El artículo 56 del IV Convenio de Ginebra no dice nada sobre la necesidad de que los miembros de la Potencia ocupante dejen de escupir a las comunidades ocupadas y subyugadas; muy probablemente porque un comportamiento tan sórdido es completamente inaceptable y no requiere una referencia textual separada.
Sin embargo, el artículo 56, como enfatizó recientemente el Relator Especial de la ONU para la Situación de los Derechos Humanos en el Territorio Palestino, Michael Lynk, requiere que Israel, la Potencia ocupante, “asegure de que se utilicen todos los medios preventivos necesarios disponibles para ‘combatir la propagación de enfermedades contagiosas y epidemias’”.
Israel, sin embargo, está incumpliendo su mandato legal de forma horrible.
Incluso el alcalde israelí de Jerusalén, Moshe Leon, ha subrayado la desigualdad en la respuesta oficial israelí ante la propagación del coronavirus.
En su carta del 7 de abril dirigida al Director General del Ministerio de Salud de Israel, Moshe Bar Siman Tov, Leon advirtió de “la grave escasez de equipos médicos en los hospitales (palestinos) de Jerusalén (ocupada), en particular equipos de protección y equipos para realizar pruebas para detectar el coronavirus”.
A pesar de la grave escasez en los hospitales de Jerusalén Este y Cisjordania, la situación en la asediada Franja de Gaza es sencillamente desastrosa, ya que el Ministerio de Salud de Gaza declaró el 9 de abril que había agotado sus kits de pruebas del coronavirus, que, además, nunca ascendieron a más de unos pocos cientos.
Esto significa que muchos de los habitantes de Gaza que ya están en cuarentena no van a poder salir de ella a corto plazo, que no podrán detectarse nuevos casos y mucho menos curarse.
Habíamos advertido de forma reiterada en las últimas semanas que este escenario aterrador iba a producirse, sobre todo porque Israel está utilizando el coronavirus como una oportunidad para aislar aún más a los palestinos y para intercambiar la potencial ayuda humanitaria por concesiones políticas.
Sin una intervención inmediata y sostenible de la comunidad internacional, la Palestina ocupada, y especialmente la empobrecida y sitiada Gaza, podrían convertirse en un semillero de la COVID-19 en los próximos años.
Israel nunca cederá sin la intervención internacional.

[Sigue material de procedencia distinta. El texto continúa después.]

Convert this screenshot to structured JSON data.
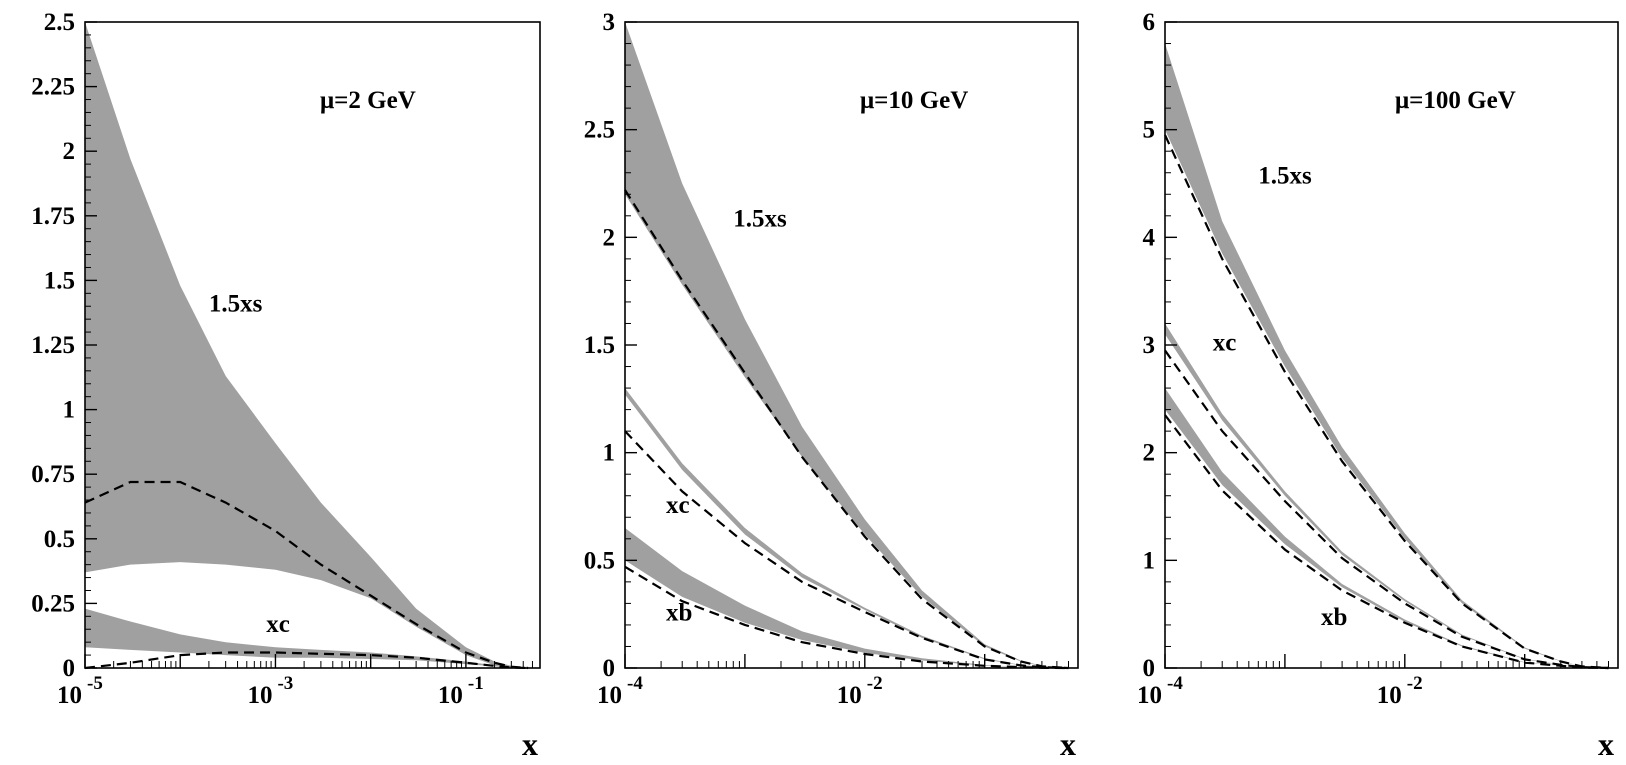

Si no se le hace rendir cuentas, ni siquiera un virus mortal alterará nunca los hábitos de una vil ocupación militar.
Ramzy Baroud es periodista, escritor y editor de The Palestine Chronicle. Su último libro es “The Last Earth: A Palestinian Story” (Pluto Press, Londres, 2018). Baroud es doctor en Estudios Palestinos por la Universidad de Exeter y profesor no residente del Orfalea Center for Global and International Studies, Universidad de Santa Barbara, California.